Яан прикрутил маленькое колёсико на светильнике, но гасить огонёк до конца не стал и, улёгшись поудобнее, тут же уснул. И казалось бы, теперь, лёжа в своей казённой кроватке, где можно вытянуть ноги и спать, не опасаясь свалиться в небесную бездну, Яану сладко поспать не получилось. Всю ночь снилось то, как он мучается в небесной камере. В его сне всё было как по-настоящему. Холод, страх, жуткий дискомфорт, а самое главное – ему отчаянно хотелось спать даже во сне.
Единственное, что никак не вязалось в его сне, это постоянный бой барабана. Сначала это было как отдельные короткие удары: БАМ, БАМ… а потом они стали громче, ритмичнее и чётче, как: БАМ, БАМ-БАРАБАБАМ, БАААМ.
Раздражало с невероятной силой. Пуще чем чёртово петушиное пение в доме на горе у его Рози.
Ещё минуту, и бой стал таким сильным, что казалось, если стук барабана будет продолжать нарастать, то его ушные перепонки попросту этого не выдержат и лопнут. Он закрыл уши руками. Во сне ему это показалось весьма разумным, что он ни за что не сорвётся в бездну. Но как только его ладони коснулись ушей, он сорвался. Но почему этот чёртов стук не замолкает?

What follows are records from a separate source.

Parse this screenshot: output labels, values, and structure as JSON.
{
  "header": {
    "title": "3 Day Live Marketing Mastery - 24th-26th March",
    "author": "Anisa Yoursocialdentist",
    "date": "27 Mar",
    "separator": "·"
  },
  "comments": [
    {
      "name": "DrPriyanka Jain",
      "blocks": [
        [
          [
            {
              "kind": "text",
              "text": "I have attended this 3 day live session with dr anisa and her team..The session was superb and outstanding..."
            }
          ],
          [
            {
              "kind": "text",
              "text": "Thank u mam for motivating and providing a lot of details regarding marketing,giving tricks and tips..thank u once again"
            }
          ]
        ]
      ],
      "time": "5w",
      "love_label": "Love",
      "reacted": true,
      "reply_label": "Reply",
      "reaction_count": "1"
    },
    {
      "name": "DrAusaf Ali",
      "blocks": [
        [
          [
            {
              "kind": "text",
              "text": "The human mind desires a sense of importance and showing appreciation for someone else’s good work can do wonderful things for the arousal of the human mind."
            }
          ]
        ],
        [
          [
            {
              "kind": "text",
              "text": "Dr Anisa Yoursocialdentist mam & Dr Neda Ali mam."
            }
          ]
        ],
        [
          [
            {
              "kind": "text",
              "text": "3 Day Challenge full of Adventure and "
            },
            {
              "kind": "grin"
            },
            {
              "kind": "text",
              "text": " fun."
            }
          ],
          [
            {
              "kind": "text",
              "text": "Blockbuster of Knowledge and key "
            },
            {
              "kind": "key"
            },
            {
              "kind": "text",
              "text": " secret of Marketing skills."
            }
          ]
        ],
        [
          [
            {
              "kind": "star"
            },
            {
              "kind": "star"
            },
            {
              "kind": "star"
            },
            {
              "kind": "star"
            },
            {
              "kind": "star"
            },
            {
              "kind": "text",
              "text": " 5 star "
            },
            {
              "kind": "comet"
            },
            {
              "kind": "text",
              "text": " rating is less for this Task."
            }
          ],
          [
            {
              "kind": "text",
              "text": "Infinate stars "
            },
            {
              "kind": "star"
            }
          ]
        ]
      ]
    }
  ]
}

Яан продолжал лететь вниз, пока не увидел особо мягкую на вид тучку, и только он подумал, как ему будет хорошо на ней лежать, что-то со страшной силой врезалось ему по голове.
Эта была его затоптанная палуба в собственной каюте. А барабан продолжал барабанить свою песню, подымая простых небоходов на работу.
5
– Оааа… на рабооту… – застонал Яан, уже позабыв о своём сне и сжав онемевшими пальцами после сна своё одеялко, взвыл, как слабая пародия на вшивенького волка. – Ауууу… – и кряхтя, поднявшись с пола, напялил на себя штаны и майку, пошёл на камбуз.